Das von Jan Schejbal initiierte virtuelle Meinungsbild zur Frage der Beschneidung von Kindern aus religiösen Motiven übersprang diese beiden Hürden mit 34,5 Prozent Beteiligung und 73 Prozent Zustimmung letzte Woche deutlich. Die Position, auf die sich die hessischen Piraten in der Diskussion einigten, unterscheidet sich deutlich von Äußerungen der Spitzen der Union, der SPD, der FDP und der Grünen, die ein Gesetz zur Legalisierung der religiösen Beschneidung von Knaben ankündigten. Bei den hessischen Piraten sieht man dagegen bei der Vorhautentfernung die körperliche Unversehrtheit von Kindern in einem Ausmaß verletzt, das sich weder mit der Religionsfreiheit noch mit der Erziehungsfreiheit der Eltern rechtfertigen lässt.

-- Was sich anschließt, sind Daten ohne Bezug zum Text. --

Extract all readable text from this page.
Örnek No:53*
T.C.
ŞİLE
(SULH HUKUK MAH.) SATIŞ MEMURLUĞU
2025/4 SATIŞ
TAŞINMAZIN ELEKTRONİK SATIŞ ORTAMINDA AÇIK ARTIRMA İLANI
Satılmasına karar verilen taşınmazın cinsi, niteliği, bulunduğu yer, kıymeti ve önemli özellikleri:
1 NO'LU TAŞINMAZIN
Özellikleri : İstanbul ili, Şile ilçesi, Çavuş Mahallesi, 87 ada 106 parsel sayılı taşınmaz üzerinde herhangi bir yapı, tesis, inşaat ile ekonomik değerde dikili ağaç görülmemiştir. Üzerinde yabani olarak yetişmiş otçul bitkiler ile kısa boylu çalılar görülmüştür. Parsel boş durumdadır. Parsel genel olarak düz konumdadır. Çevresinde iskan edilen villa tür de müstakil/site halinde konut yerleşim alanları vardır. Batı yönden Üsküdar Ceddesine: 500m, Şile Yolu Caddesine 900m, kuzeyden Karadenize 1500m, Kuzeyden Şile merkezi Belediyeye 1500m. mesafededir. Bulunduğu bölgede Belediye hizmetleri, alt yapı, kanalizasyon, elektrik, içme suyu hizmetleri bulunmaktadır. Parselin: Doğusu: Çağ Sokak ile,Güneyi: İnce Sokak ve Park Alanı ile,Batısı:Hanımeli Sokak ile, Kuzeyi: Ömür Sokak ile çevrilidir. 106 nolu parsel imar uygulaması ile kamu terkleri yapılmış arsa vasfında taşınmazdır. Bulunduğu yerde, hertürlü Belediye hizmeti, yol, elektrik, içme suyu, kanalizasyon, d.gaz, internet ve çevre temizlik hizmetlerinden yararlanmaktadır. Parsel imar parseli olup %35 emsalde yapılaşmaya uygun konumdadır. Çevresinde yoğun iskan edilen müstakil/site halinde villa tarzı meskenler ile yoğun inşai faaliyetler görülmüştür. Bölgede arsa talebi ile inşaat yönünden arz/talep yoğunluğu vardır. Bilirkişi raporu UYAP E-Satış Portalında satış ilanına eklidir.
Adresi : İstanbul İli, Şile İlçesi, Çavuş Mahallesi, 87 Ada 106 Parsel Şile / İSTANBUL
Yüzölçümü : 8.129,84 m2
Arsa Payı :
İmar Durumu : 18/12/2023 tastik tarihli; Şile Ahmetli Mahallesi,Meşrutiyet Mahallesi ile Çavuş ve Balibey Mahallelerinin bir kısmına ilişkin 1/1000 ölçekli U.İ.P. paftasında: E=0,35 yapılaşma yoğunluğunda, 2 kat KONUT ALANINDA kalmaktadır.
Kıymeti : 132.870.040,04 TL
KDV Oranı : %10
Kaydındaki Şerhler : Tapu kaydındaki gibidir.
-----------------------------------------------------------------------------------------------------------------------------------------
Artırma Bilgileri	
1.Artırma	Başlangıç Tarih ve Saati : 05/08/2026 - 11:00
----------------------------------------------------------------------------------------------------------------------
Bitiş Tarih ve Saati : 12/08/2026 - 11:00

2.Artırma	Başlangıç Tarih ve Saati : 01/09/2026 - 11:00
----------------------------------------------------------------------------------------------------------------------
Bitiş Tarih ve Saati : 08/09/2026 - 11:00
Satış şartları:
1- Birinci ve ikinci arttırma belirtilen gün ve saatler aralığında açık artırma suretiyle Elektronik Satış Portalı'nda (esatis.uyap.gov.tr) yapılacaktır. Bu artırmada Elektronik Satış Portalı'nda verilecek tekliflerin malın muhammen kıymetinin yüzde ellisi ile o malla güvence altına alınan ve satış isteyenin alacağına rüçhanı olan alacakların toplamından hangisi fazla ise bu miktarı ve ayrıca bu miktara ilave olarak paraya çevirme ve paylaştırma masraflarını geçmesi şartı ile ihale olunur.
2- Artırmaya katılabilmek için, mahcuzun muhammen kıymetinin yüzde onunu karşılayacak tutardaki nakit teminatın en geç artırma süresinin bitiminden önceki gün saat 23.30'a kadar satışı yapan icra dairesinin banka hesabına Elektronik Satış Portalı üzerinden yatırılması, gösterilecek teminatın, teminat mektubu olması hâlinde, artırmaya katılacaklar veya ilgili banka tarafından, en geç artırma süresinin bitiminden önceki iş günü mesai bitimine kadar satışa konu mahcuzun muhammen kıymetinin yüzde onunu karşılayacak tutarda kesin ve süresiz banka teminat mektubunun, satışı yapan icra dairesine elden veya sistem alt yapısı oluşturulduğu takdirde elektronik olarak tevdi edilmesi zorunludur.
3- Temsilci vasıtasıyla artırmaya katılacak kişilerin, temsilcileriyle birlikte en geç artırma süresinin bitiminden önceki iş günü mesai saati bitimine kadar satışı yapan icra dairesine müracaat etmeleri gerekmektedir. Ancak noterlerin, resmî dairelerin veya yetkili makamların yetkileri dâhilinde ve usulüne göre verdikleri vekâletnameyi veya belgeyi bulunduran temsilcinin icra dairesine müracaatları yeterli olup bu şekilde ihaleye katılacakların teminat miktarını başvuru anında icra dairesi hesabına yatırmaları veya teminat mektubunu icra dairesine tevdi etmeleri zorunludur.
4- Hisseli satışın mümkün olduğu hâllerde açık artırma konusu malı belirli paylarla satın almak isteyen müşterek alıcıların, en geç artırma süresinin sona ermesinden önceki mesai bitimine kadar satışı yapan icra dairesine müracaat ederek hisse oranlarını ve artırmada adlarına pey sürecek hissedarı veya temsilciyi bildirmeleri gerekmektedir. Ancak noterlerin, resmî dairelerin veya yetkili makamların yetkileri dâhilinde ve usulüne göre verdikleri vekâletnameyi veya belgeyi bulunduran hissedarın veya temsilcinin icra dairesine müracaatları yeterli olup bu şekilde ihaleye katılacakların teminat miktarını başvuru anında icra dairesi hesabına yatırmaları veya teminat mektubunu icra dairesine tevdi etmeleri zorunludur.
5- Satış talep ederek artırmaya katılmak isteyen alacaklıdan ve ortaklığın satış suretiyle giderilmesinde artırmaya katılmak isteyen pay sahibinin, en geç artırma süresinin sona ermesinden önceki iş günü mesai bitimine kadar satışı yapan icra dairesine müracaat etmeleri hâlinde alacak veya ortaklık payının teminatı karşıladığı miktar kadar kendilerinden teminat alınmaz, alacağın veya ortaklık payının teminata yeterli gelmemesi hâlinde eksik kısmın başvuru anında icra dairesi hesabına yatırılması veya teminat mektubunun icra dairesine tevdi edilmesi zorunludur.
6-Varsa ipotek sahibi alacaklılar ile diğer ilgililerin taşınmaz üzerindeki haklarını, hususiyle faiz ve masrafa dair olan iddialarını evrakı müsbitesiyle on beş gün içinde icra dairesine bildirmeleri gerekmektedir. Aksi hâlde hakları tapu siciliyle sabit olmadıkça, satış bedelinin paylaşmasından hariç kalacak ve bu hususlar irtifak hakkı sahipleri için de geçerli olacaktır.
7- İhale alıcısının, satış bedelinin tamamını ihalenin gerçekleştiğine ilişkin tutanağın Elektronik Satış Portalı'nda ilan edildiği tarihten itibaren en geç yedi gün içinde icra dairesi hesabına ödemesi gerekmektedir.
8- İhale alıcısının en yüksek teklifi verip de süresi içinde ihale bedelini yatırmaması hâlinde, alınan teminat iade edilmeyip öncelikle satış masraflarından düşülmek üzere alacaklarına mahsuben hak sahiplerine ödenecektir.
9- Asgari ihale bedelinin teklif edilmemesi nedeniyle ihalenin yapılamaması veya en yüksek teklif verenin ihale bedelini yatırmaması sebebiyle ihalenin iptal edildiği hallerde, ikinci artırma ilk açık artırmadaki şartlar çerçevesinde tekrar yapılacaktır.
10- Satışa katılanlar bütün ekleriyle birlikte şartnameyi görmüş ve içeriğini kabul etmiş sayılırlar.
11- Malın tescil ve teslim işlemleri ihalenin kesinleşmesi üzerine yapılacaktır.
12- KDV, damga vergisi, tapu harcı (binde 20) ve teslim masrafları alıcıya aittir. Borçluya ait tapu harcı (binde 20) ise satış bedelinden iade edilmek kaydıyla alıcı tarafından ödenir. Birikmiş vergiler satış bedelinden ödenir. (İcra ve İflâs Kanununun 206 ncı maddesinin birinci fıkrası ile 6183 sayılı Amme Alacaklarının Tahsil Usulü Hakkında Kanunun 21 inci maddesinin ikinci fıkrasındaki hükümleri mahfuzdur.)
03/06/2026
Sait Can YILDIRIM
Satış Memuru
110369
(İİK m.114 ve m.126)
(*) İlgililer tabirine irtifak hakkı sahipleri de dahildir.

Erlaubt werden sollen solche Eingriffe laut Schejbal erst ab dem Erreichen des 14. Lebensjahres - wenn Kinder "in der Lage sind, eine selbstbestimmte, informierte Entscheidung zu treffen". Dies gilt auch für schönheitschirurgische Maßnahmen. Lediglich bei medizinisch notwendigen Behandlungen wie der "rekonstruktiven Behandlungen nach Unfällen" und der "Korrektur von Fehlbildungen, die zu psychologischen Problemen führen" sollen solche Operationen nicht als vorsätzliche Körperverletzung bestraft werden.